AFP - China's president has expressed confidence in the euro, visiting French President Nicolas Sarkozy said on Thursday, as concerns about the future of the 17-nation eurozone intensify.
"President Hu is not worried by the situation in the eurozone. He told us he had confidence in the euro," Sarkozy told journalists after holding talks with President Hu Jintao in Beijing.
China has invested an increasing portion of its world-leading foreign exchange reserves in euro-denominated assets.
The French president, who is on a brief stopover for talks with Hu, said the two nations were agreed on the importance of international coordination on the sovereign debt crisis that has caused global stock markets to plunge.
"(We agreed) on the need to coordinate the policies of the G20 members to take measures to reinforce global confidence," he said.
France currently holds the rotating presidency of the Group of 20 forum of the world's 20 largest economies, which will meet in the coastal resort of Cannes in November.
Sarkozy said China, the world's second largest economy, had an "essential role" to play in the group's attempts to address the sovereign debt crisis threatening the global economy.
"As president of the G20, I never imagined not coming to China to talk to my Chinese friends about the major economic issues that are preoccupying the world," the French president told Hu in the Great Hall of the People.
"The G20 summit must... take decisions and participate in the revival of global growth. This is a major issue and China has an essential role to play."
The two presidents also agreed that the yuan should move towards greater convertibility, Sarkozy said.

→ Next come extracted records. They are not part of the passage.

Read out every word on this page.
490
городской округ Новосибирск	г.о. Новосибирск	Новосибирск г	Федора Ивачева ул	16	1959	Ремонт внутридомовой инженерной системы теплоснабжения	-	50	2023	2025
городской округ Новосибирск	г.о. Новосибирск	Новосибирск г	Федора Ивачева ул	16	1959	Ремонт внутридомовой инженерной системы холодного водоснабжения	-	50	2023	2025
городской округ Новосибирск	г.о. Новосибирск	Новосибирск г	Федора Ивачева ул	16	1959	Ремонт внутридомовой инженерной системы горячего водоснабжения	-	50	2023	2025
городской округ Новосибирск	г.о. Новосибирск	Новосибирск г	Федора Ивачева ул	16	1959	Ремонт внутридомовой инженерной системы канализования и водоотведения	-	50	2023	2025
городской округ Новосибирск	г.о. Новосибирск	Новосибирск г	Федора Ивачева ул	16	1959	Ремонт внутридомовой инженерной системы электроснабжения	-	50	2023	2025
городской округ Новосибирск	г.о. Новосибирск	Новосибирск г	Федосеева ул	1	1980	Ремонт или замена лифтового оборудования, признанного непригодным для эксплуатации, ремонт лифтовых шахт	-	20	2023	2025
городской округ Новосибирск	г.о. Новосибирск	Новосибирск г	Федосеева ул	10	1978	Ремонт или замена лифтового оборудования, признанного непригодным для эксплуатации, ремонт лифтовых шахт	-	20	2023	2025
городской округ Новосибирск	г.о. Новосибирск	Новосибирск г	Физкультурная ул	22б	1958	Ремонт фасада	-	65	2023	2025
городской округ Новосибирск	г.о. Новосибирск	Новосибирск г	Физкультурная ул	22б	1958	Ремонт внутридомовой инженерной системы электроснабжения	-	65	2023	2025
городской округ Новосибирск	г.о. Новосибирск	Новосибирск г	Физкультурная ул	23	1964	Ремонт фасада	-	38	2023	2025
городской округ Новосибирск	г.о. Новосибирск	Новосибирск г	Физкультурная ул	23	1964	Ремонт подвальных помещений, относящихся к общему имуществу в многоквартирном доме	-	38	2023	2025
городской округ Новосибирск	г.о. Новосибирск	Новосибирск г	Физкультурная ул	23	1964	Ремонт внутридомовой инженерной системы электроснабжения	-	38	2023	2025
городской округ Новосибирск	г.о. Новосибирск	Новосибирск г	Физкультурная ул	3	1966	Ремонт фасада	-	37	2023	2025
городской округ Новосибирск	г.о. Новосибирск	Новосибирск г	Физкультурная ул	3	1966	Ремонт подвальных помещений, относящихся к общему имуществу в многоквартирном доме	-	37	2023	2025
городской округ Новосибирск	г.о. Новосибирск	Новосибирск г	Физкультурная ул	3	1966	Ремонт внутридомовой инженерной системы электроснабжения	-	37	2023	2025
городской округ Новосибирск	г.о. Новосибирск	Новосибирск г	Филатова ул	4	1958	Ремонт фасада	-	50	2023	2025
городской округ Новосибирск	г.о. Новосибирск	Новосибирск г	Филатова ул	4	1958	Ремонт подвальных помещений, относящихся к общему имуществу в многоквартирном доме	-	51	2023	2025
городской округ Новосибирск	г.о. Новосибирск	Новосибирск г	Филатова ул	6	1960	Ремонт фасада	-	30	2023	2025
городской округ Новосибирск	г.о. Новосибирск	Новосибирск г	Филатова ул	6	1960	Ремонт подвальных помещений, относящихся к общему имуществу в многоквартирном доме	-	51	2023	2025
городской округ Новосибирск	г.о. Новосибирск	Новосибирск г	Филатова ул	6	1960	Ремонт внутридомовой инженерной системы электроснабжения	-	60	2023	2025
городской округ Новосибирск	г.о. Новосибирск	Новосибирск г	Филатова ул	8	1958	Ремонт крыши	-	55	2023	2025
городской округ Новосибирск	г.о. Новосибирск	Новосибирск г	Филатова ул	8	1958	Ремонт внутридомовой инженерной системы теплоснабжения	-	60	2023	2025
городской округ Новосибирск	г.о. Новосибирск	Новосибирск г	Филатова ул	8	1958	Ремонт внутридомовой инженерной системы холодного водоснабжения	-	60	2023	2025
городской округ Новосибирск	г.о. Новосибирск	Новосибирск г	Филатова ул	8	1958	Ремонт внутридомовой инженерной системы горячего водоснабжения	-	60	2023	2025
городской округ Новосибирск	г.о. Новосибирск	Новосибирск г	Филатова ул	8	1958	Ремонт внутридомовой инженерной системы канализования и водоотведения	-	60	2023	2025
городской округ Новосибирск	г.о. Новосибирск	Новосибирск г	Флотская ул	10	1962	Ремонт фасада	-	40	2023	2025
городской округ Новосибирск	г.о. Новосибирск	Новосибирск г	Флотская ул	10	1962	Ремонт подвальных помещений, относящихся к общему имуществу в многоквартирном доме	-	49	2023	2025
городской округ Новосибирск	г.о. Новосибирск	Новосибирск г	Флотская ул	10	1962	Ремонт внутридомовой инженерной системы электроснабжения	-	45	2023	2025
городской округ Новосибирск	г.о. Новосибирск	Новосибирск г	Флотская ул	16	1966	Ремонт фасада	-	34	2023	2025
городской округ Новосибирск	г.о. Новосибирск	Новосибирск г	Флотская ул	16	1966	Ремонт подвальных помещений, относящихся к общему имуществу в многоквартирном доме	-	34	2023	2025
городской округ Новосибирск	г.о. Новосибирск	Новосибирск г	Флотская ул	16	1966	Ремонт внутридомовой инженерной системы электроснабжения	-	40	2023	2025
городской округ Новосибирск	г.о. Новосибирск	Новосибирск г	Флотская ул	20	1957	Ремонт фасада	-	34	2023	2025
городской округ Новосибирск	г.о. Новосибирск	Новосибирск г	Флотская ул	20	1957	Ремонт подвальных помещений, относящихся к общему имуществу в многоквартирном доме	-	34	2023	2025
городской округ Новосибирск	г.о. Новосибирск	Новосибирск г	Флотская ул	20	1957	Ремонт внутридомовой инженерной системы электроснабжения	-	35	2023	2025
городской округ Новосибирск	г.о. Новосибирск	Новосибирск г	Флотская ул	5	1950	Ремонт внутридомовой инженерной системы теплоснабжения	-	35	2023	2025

China continues to maintain significant restrictions on its currency so that the yuan cannot be freely bought and sold around the world.
But Beijing has recently begun to loosen up its foreign exchange rules in the face of accusations from its major trading partners that it is artificially undervaluing the currency to fuel exports.
The French president is spending just five hours in Beijing, where he had a working dinner with Hu before delivering a statement to the media.
Sarkozy is facing an uphill struggle to win re-election next year in the face of a stuttering economy. In July, polls in France showed his approval rating flatlining at 34 percent.
Chinese leaders have repeatedly expressed confidence in eurozone economies during the debt crisis.
However in recent days China's state-run media has run critical coverage, this week comparing the current situation with the plague that hit the continent in the 14th century.
"The sovereign debt crisis, like the Black Death in the 14th century, has spread around eurozone countries, from Greece to Ireland, Portugal, Spain," said a comment piece in the overseas edition of the People's Daily on Monday.
The conflict in Libya, where France has played a major role in support of the rebel opposition, was also expected to be on the agenda for Sarkozy's talks with Hu.
Sarkozy flew into China hours after meeting the prime minister of Libya's rebel National Transitional Council, Mahmud Jibril, as fighters in the capital Tripoli sought to deliver a knockout blow to Moamer Kadhafi's 42-year regime.
Beijing, which has invested billions of dollars in rail, oil and telecoms in Libya, opposed NATO airstrikes there and initially maintained a policy of non-interference and public neutrality on the conflict.
But it then shifted its position and started opening contacts with the rebels. After opposition forces in the war-torn North African country entered the capital Tripoli, Beijing said it "respects the Libyan people's choice".
It has urged the United Nations -- and not the Western powers that backed the opposition movement -- to lead the reconstruction effort in the oil-rich North African country, a position that France also adheres to.